Liputan6.com, Jakarta - Berbagai lembaga swadaya masyarakat pemerhati isu buruh migran Indonesia mengutuk sikap Pemerintah Arab Saudi, yang tanpa pemberitahuan, mengeksekusi mati TKI bernama Zaini Misrin asal Bangkalan, Madura pada Minggu, 18 Maret 2018 di Mekkah.
Seperti dikutip dari sebuah rilis gabungan pada Senin (19/3/2018), Migrant Care, Serikat Buruh Migran Indonesia, Jaringan Buruh Migran, dan Human Rights Working Group, "Mengecam dan mengutuk eksekusi hukuman mati terhadap Zaini Misrin. Eksekusi tersebut merupakan bentuk pelanggaran hak asasi manusia yang paling dasar: yaitu hak atas hidup."
Advertisement
Baca Juga
Lebih lanjut, keempat LSM itu menjelaskan bahwa "Pemerintah Arab Saudi telah melanggar prinsip-prinsip tata krama hukum internasional dengan tidak pernah menyampaikan Mandatory Consular Notification baik pada saat dimulainya proses peradilan ... dan juga pada saat eksekusi hukuman mati dilakukan."

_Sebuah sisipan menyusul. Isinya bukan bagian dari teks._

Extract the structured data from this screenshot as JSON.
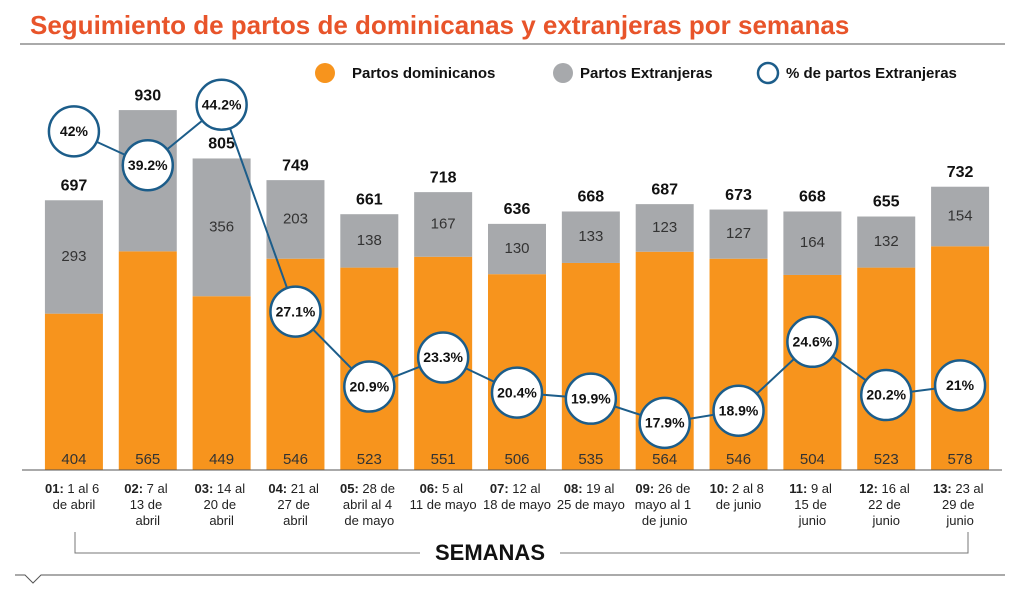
{
  "chart_data": {
    "type": "bar",
    "title": "Seguimiento de partos de dominicanas y extranjeras por semanas",
    "x_label": "SEMANAS",
    "categories": [
      "01: 1 al 6 de abril",
      "02: 7 al 13 de abril",
      "03: 14 al 20 de abril",
      "04: 21 al 27 de abril",
      "05: 28 de abril al 4 de mayo",
      "06: 5 al 11 de mayo",
      "07: 12 al 18 de mayo",
      "08: 19 al 25 de mayo",
      "09: 26 de mayo al 1 de junio",
      "10: 2 al 8 de junio",
      "11: 9 al 15 de junio",
      "12: 16 al 22 de junio",
      "13: 23 al 29 de junio"
    ],
    "stacked": true,
    "series": [
      {
        "name": "Partos dominicanos",
        "color": "#f7941d",
        "values": [
          404,
          565,
          449,
          546,
          523,
          551,
          506,
          535,
          564,
          546,
          504,
          523,
          578
        ]
      },
      {
        "name": "Partos Extranjeras",
        "color": "#a7a9ac",
        "values": [
          293,
          365,
          356,
          203,
          138,
          167,
          130,
          133,
          123,
          127,
          164,
          132,
          154
        ]
      },
      {
        "name": "% de partos Extranjeras",
        "type": "line",
        "axis": "y2",
        "color": "#1c5d8a",
        "values": [
          42,
          39.2,
          44.2,
          27.1,
          20.9,
          23.3,
          20.4,
          19.9,
          17.9,
          18.9,
          24.6,
          20.2,
          21
        ],
        "value_labels": [
          "42%",
          "39.2%",
          "44.2%",
          "27.1%",
          "20.9%",
          "23.3%",
          "20.4%",
          "19.9%",
          "17.9%",
          "18.9%",
          "24.6%",
          "20.2%",
          "21%"
        ]
      }
    ],
    "totals": [
      697,
      930,
      805,
      749,
      661,
      718,
      636,
      668,
      687,
      673,
      668,
      655,
      732
    ],
    "ylim": [
      0,
      1000
    ],
    "y2lim": [
      14,
      46
    ]
  }
}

Keempat LSM itu juga mendesak Pemerintah RI untuk mengeluarkan Nota Protes Diplomatik kepada Pemerintah Arab Saudi, serta mengerahkan sumber daya politik dan diplomasi untuk mengupayakan pembebasan ratusan buruh migran yang terancam hukuman mati di seluruh dunia.
Menurut catatan Kementerian Luar Negeri RI, ada sekitar 142 WNI di seluruh dunia yang terancam hukuman mati. Sebagian besar di antaranya berada di Arab Saudi dan Malaysia.
Kasus Zaini Misrin
Zaini Misrin dituduh membunuh majikannya di Kota Mekkah pada tahun 2004. Kemudian, pada tahun 2008, Pengadilan Mekkah menjatuhkan vonis hukuman mati kepada Zaini.
Sepanjang proses hukum itu berjalan, otoritas Saudi tak memberikan kabar kepada pihak pemerintah Indonesia.
Pemerintah Arab Saudi baru memberitahu proses hukum yang dijalani oleh Zaini kepada pihak RI ketika yang bersangkutan sudah divonis hukuman mati, yakni pada 2008. Usai itu, barulah pemerintah Indonesia melakukan langkah-langkah penundaan dan pembebasan Zaini dari vonis hukuman mati.
Ketua Serikat Buruh Migran Indonesia, Hariyanto mengindikasikan, selama proses hukum berjalan, pemerintah Saudi tidak memberikan pemenuhan hak-hak hukum yang optimal kepada Zaini.
"Ditambah lagi, menurut informasi yang kami peroleh, sepanjang proses hukum, Zaini berkali-kali mengaku tidak melakukan pembunuhan itu. Kita juga menyayangkan sikap Saudi yang tidak memberikan hak-hak hukum yang optimal bagi Zaini sepanjang proses hukum tersebut," kata Hariyanto saat dihubungi Liputan6.com, Senin 19 Maret 2018.
Sementara itu, rilis gabungan dari Migrant Care, Serikat Buruh Migran Indonesia, Jaringan Buruh Migran, dan Human Rights Working Group juga mengindikasikan hal serupa.
"Menurut pengakuan Zaini Misrin (sebelum dieksekusi), ia dipaksa untuk mengakui melakukan pembunuhan setelah mengalami tekanan dan intimidasi dari otoritas Saudi Arabia. Pada proses persidangan hingga dijatuhkan vonis hukuman mati, Zaini Misrin juga tidak mendapatkan penerjemah yang netral dan imparsial."
Keempat LSM itu juga menjelaskan bahwa ada sejumlah 'kejanggalan dan ketidakadilan' dalam proses hukum tersebut, serta 'pengabaian terhadap prinsip peradilan yang bebas'.
Kabar eksekusi mati Zaini Misrin beredar di kalangan media Indonesia pada Senin, 19 Maret 2018 pagi hari, lewat sebuah rilis resmi berantai dari Migrant Care, Serikat Buruh Migran Indonesia, Jaringan Buruh Migran, dan Human Rights Working Group.
Hingga berita ini turun, pihak Kementerian Luar Negeri RI belum menyampaikan keterangan resmi.
Namun, menurut informasi yang diperoleh Liputan6.com, Kemlu RI telah berkoordinasi dengan berbagai otoritas terkait dan pelbagai LSM pemerhati buruh migran Indonesia. Termasuk berencana untuk menggelar konferensi pers terkait langkah Arab Saudi mengeksekusi mati Zaini Misrin.